In Texas, Chapter 7 is Great
Really. It’s hard to beat Texas’ state statutes on Chapter 7 bankruptcy. In case you’re wondering what the big difference between Chapter 7, Chapter 13, and other types of bankruptcy is, let’s take a very basic run-through.
Chapter 7 is a form of liquidation bankruptcy. Essentially, if you are unable to repay your creditors, you can liquidate your assets through Chapter 7 bankruptcy and get a clean slate to start on.
Chapter 13 exists for those who just need to have their debts seriously restructured. This route is more commonly taken by those who either (a) have a decent, steady income, or (b) have debt problems, but not problems that are completely unmanageable.

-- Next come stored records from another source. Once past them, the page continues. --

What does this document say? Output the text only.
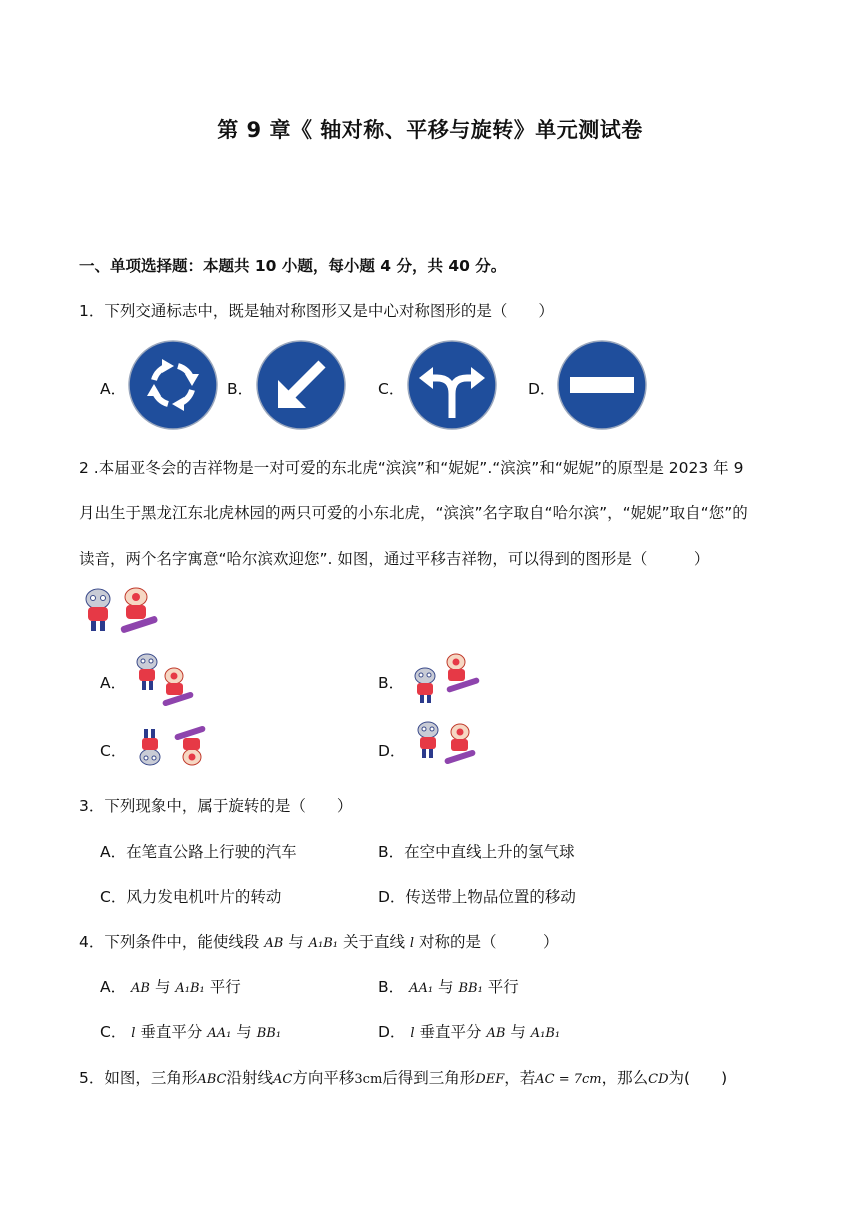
第 9 章《 轴对称、平移与旋转》单元测试卷
一、单项选择题：本题共 10 小题，每小题 4 分，共 40 分。
1．下列交通标志中，既是轴对称图形又是中心对称图形的是（　　）
A．	B．	C．	D．
2 .本届亚冬会的吉祥物是一对可爱的东北虎“滨滨”和“妮妮”.“滨滨”和“妮妮”的原型是 2023 年 9
月出生于黑龙江东北虎林园的两只可爱的小东北虎，“滨滨”名字取自“哈尔滨”，“妮妮”取自“您”的
读音，两个名字寓意“哈尔滨欢迎您”. 如图，通过平移吉祥物，可以得到的图形是（　　　）
A．	B．
C．	D．
3．下列现象中，属于旋转的是（　　）
A．在笔直公路上行驶的汽车	B．在空中直线上升的氢气球
C．风力发电机叶片的转动	D．传送带上物品位置的移动
4．下列条件中，能使线段 AB 与 A₁B₁ 关于直线 l 对称的是（　　　）
A． AB 与 A₁B₁ 平行	B． AA₁ 与 BB₁ 平行
C． l 垂直平分 AA₁ 与 BB₁	D． l 垂直平分 AB 与 A₁B₁
5．如图，三角形ABC沿射线AC方向平移3cm后得到三角形DEF，若AC = 7cm，那么CD为(　　)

Why is Chapter 7 so great? Texas allows you to choose between state statutes or Federal statutes. If you choose to file under the state of Texas’ statutes, then you can take advantage of the Texas Homestead Exemption benefit. Through this benefit, you can keep your urban property as long as it doesn’t exceed 10 acres! This is possible even when you file for Chapter 7 bankruptcy! And, if you live in a rural area, that limit jumps up to 100 acres.
In some states the limit is only up to a certain dollar amount… sometimes as low as $5,000. If you’re filing Chapter 7, there’s no better place than Texas.